Saufi menyebut, selama ini kurikulum di PTV telah dibangun dengan proses panjang. Namun, di sisi lain, IDUKA mengalami kemajuan yang sangat pesat, dari mulai teknologi, infrastruktur, bisnis digital, hingga keterbukaan pasar. Maka dari itu, pendidikan vokasi membutuhkan kurikulum yang up to date dengan industri.
“Hasil dari asesmen kurikulum berupa profil kesenjangan kompetensi, yang selanjutnya digunakan untuk melakukan tinjau ulang kurikulum dan sarana-prasarana. Langkah asesmen ini penting dilakukan agar efektivitas dan efisiensi pendidikan vokasi meningkat,” tuturnya.
Saufi menyebut, dalam penyusunan kurikulum, PTV wajib untuk melibatkan industri sehingga terwujud link and match. Ia kemudian mencontohkan pola pendidikan di Eropa yang mampu menjadikan vokasi sebagai primadona bagi masyarakat lantaran dapat menjamin lulusannya untuk siap kerja di industri.
Sementara di Indonesia pendidikan vokasi masih dianggap sebagai pendidikan kelas dua, belum lagi masih rendahnya kepercayaan masyarakat dan DUDI terhadap output lulusan vokasi.

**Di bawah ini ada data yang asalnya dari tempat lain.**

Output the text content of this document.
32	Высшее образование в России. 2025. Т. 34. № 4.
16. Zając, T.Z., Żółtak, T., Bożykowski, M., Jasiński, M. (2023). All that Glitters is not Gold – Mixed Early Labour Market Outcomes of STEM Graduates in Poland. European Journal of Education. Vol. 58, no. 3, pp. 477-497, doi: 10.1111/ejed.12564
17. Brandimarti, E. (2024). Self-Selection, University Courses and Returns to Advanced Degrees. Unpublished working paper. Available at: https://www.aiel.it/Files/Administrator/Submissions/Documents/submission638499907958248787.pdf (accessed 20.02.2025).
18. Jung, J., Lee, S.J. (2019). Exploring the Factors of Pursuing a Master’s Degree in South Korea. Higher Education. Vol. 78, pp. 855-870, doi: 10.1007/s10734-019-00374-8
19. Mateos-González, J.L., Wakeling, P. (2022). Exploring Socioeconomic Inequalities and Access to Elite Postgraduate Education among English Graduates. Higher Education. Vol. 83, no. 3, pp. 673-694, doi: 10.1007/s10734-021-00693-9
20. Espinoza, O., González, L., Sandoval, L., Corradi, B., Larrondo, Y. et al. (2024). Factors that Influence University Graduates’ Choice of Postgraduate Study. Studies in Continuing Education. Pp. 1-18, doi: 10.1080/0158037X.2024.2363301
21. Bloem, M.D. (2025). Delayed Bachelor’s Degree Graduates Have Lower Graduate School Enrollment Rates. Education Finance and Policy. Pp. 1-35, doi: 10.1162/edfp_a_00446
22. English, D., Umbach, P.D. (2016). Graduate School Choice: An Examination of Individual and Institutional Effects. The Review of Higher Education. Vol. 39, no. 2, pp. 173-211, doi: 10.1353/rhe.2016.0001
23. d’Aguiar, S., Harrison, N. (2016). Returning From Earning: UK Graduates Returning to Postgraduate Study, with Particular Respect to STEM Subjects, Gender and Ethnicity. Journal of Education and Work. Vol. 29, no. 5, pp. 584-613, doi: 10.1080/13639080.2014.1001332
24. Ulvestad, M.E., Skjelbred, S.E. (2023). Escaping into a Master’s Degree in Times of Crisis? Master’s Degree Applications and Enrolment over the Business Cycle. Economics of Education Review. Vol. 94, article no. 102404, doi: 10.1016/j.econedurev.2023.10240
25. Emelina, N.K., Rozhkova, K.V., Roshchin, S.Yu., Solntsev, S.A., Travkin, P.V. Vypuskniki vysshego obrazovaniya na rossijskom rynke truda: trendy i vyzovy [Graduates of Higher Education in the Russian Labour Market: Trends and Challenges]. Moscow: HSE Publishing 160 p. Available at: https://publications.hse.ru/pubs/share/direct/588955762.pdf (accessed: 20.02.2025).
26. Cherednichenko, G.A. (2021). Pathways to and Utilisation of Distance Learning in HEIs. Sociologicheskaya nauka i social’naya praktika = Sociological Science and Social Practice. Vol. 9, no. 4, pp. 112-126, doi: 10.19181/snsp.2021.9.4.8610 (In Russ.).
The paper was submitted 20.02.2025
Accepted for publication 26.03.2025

Hal senada disampaikan Prof Benny Tjahjono. Menurutnya, pendidikan vokasi di setiap negara memiliki ciri khas masing-masing. Pola pendidikan vokasi di Inggris belum tentu cocok diterapkan di Tanah Air. Pasalnya, mutu pendidikan vokasi di Indonesia belum sepenuhnya merata, sehingga harus disesuaikan dengan kondisi masing-masing wilayah.